Silver Squeeze Tightens, Metals' Price Volatility Attracts Energy Traders
The SILVER SQUEEZE in London bullion trading continued on Wednesday as the industrially-useful precious metal rose to another fresh record price alongside gold, while global stock markets bounced to a 1-week high.
The boom in precious and base metal prices, as well as volatility, is attracting new flows from energy trading houses, according to attendees of London's LME Metals Week.
Crude oil today held near 5-month lows around $62 per barrel of Brent.
Copper rallied to $5 per pound on CME futures contracts, a new record high when reached in the run-up to the returning Trump administration's 'Liberation Day' trade tariffs announcements, but 14.0% below July's spike in US copper derivatives prices.
Silver in contrast set its 4th new record benchmark price in a row, fixing above $52.46 per Troy ounce at midday in London, the world's central trading and storage hub for precious metals.

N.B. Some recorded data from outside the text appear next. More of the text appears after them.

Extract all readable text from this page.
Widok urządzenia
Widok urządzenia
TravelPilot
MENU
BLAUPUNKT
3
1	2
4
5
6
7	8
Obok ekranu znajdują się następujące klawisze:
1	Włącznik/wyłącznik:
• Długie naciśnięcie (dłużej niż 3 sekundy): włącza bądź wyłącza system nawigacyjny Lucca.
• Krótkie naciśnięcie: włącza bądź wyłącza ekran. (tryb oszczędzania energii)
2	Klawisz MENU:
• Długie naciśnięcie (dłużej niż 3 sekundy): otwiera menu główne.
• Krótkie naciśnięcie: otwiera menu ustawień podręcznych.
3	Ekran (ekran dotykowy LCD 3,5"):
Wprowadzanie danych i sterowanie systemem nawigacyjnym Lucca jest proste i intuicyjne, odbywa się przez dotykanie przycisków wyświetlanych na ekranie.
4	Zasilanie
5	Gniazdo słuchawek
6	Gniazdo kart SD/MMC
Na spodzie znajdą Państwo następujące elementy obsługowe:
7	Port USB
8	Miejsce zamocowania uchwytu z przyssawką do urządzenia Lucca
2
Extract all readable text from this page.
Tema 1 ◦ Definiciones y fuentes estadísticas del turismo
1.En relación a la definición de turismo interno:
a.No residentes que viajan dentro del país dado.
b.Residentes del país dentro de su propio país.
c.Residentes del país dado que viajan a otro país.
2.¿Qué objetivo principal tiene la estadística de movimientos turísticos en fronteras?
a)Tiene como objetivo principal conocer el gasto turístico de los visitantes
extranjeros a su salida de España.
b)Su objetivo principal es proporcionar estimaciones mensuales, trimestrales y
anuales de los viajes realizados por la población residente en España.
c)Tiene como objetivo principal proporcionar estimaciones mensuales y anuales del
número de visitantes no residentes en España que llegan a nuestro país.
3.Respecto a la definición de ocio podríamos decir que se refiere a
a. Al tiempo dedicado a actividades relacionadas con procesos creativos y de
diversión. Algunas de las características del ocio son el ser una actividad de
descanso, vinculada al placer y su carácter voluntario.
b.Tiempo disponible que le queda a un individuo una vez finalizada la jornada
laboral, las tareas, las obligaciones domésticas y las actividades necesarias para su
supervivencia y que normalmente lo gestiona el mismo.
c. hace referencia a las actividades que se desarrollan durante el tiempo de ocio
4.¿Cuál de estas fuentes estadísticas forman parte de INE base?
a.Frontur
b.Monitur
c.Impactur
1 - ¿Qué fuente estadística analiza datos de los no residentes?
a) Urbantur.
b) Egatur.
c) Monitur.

Gold bullion meantime peaked above $4200 per ounce, adding over $200 for the week so far, before easing back but setting a new record London benchmark price for the 8th day in 11 sessions so far in October.

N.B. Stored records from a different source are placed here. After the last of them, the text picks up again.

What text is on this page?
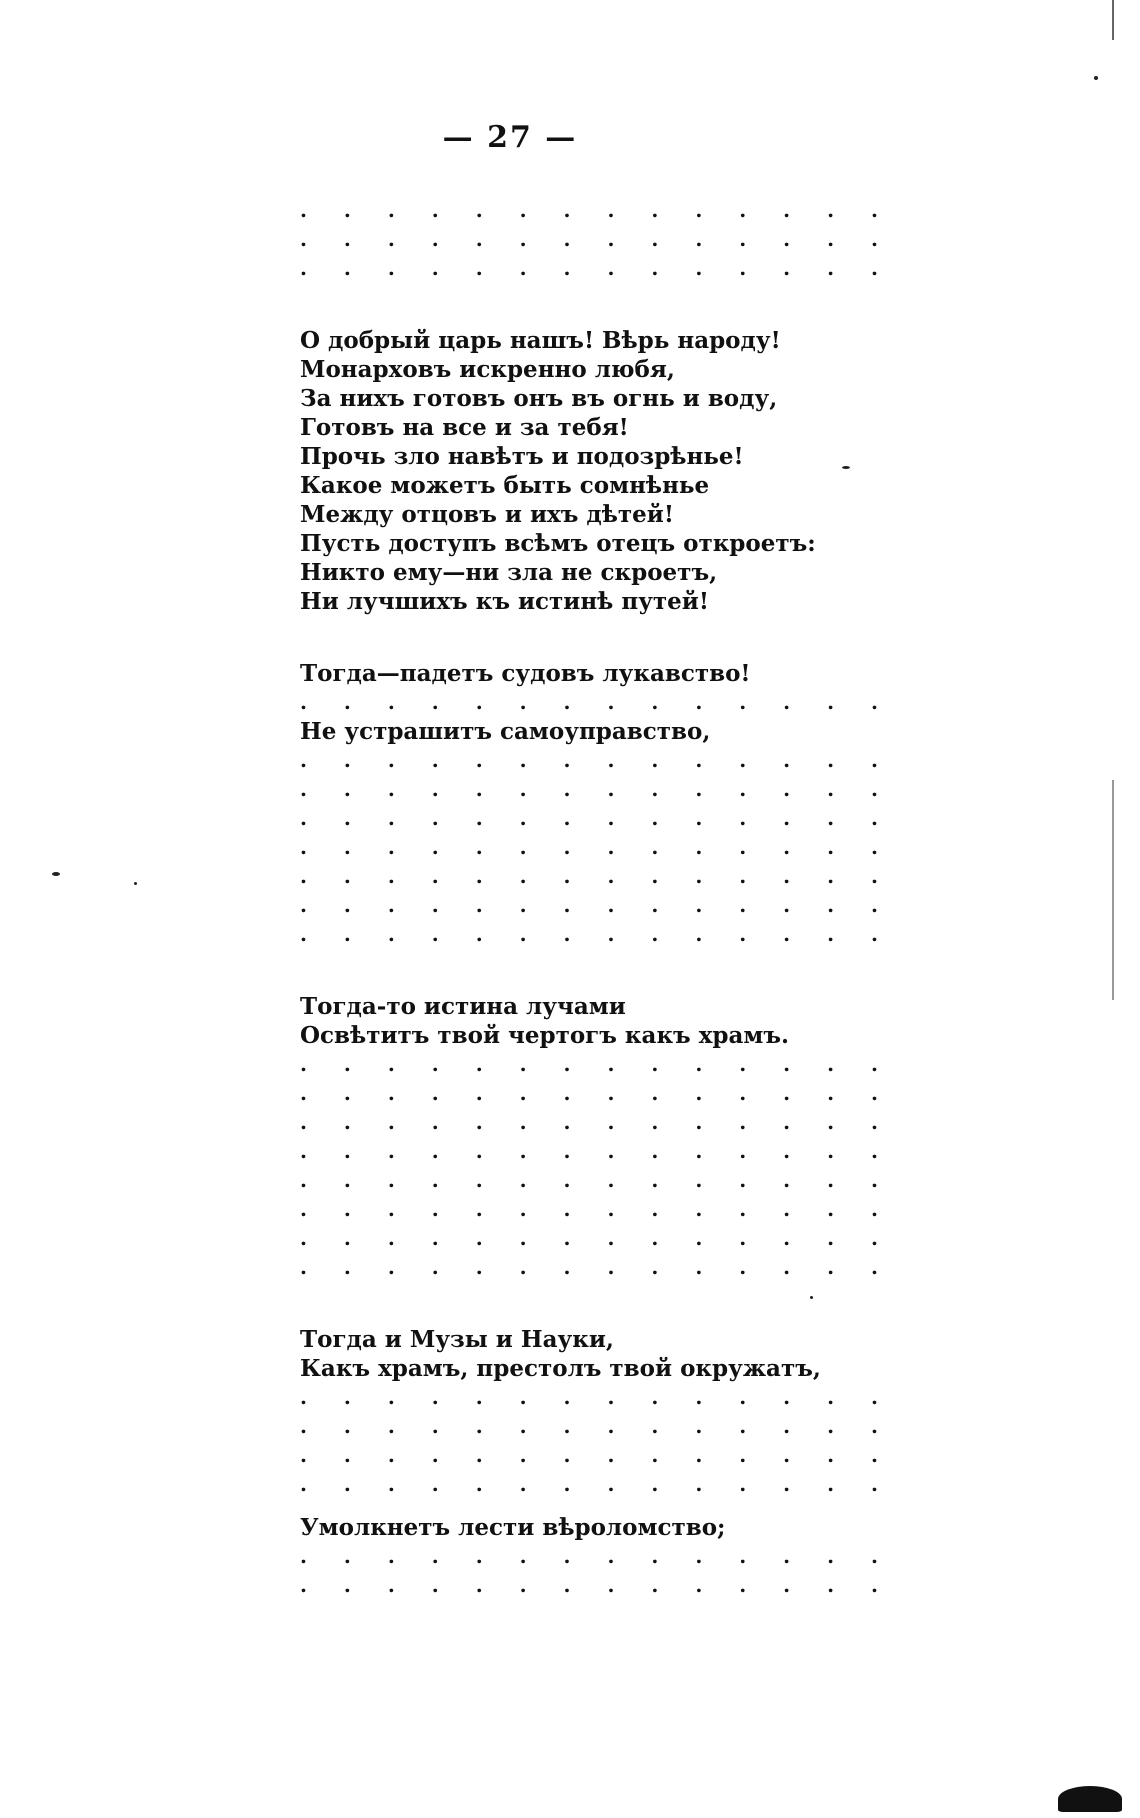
— 27 —
. . . . . . . . . . . . . .
. . . . . . . . . . . . . .
. . . . . . . . . . . . . .
О добрый царь нашъ! Вѣрь народу!
Монарховъ искренно любя,
За нихъ готовъ онъ въ огнь и воду,
Готовъ на все и за тебя!
Прочь зло навѣтъ и подозрѣнье!
Какое можетъ быть сомнѣнье
Между отцовъ и ихъ дѣтей!
Пусть доступъ всѣмъ отецъ откроетъ:
Никто ему—ни зла не скроетъ,
Ни лучшихъ къ истинѣ путей!
Тогда—падетъ судовъ лукавство!
. . . . . . . . . . . . . .
Не устрашитъ самоуправство,
. . . . . . . . . . . . . .
. . . . . . . . . . . . . .
. . . . . . . . . . . . . .
. . . . . . . . . . . . . .
. . . . . . . . . . . . . .
. . . . . . . . . . . . . .
. . . . . . . . . . . . . .
Тогда-то истина лучами
Освѣтитъ твой чертогъ какъ храмъ.
. . . . . . . . . . . . . .
. . . . . . . . . . . . . .
. . . . . . . . . . . . . .
. . . . . . . . . . . . . .
. . . . . . . . . . . . . .
. . . . . . . . . . . . . .
. . . . . . . . . . . . . .
. . . . . . . . . . . . . .
Тогда и Музы и Науки,
Какъ храмъ, престолъ твой окружатъ,
. . . . . . . . . . . . . .
. . . . . . . . . . . . . .
. . . . . . . . . . . . . .
. . . . . . . . . . . . . .
Умолкнетъ лести вѣроломство;
. . . . . . . . . . . . . .
. . . . . . . . . . . . . .
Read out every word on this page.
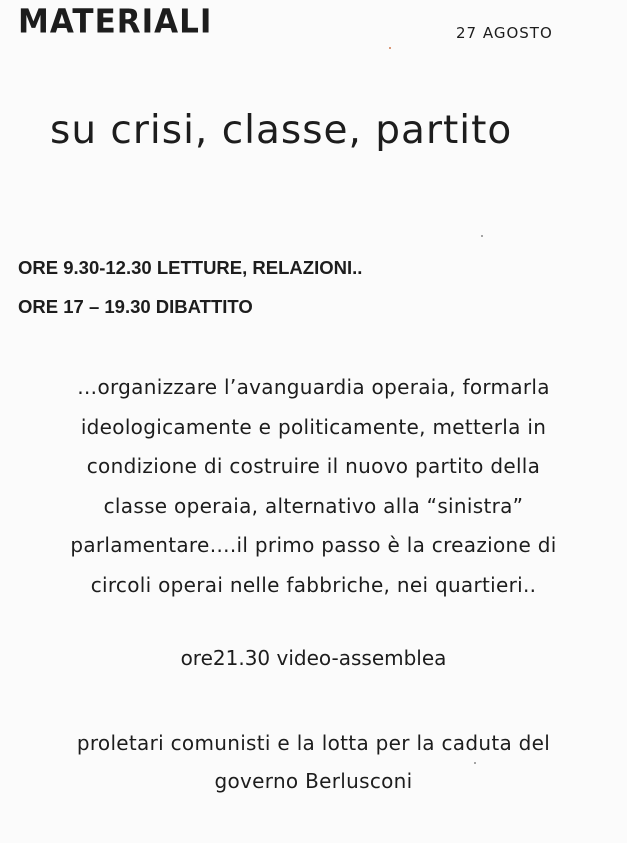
MATERIALI	27 AGOSTO
su crisi, classe, partito
ORE 9.30-12.30 LETTURE, RELAZIONI..
ORE 17 – 19.30 DIBATTITO
…organizzare l’avanguardia operaia, formarla
ideologicamente e politicamente, metterla in
condizione di costruire il nuovo partito della
classe operaia, alternativo alla “sinistra”
parlamentare….il primo passo è la creazione di
circoli operai nelle fabbriche, nei quartieri..
ore21.30 video-assemblea
proletari comunisti e la lotta per la caduta del
governo Berlusconi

One-month lease rates to borrow gold in London have now been positive for 2 weeks running, slipping from 0.6% to 0.3% annualized on Wednesday.
Silver 1-month lease rates meantime halved to 14.1% overnight before rebounding to 24.2%, remaining historically high as silver market conditions stay tight.
The discount to London prices in New York silver futures also widened, growing by 10 cents per ounce as the December Comex silver contract traded $1 lower than wholesale bullion quotes.
London bullion's total trading volumes in gold and silver rose only slightly last week, new data said Wednesday from trade association the LBMA, up 0.9% and 2.1% respectively by ounces as prices jumped 2.3% and 6.6%.
That followed the prior week's surge of 24.4% in gold trading and 21.5% in silver volumes on price gains of 3.1% and 5.8% respectively.
Platinum was quieter, in contrast, with London volumes 13.9% lower last week and prices trading little changed today from Tuesday, albeit in a $30 range around $1654 per Troy ounce − a new 12-year high when reached 5 sessions ago.
Palladium trading also dropped last week in London, down 4.0% from the prior week's 18.8% surge but with prices today rising to a fresh 2-year high at $1571.
Having launched what is now the USA's 5th largest gold-backed ETF trust fund (NYSEArca: SGOL), $490bn asset management group Aberdeen is now "looking beyond the recent surge in gold prices" to other metals, says professional investors magazine WealthDFM.
The trading division of $1.6 trillion gas and oil business Saudi Aramco (TADAWUL: 2222) "plans to hire copper traders as part of a push into metals markets," reported Bloomberg News from London's annual LME Week events yesterday, "joining a growing wave of energy giants moving into the sector."
"Energy traders are more speculative," says Fast Metals' special correspondent Andrea Hotter, also reporting from London Metals Week and quoting the CEO of multinational industrial commodities traders Trafigura.
"Their entry to metals markets naturally brings more liquidity [amid] the recent trend of new energy player entrants into metals."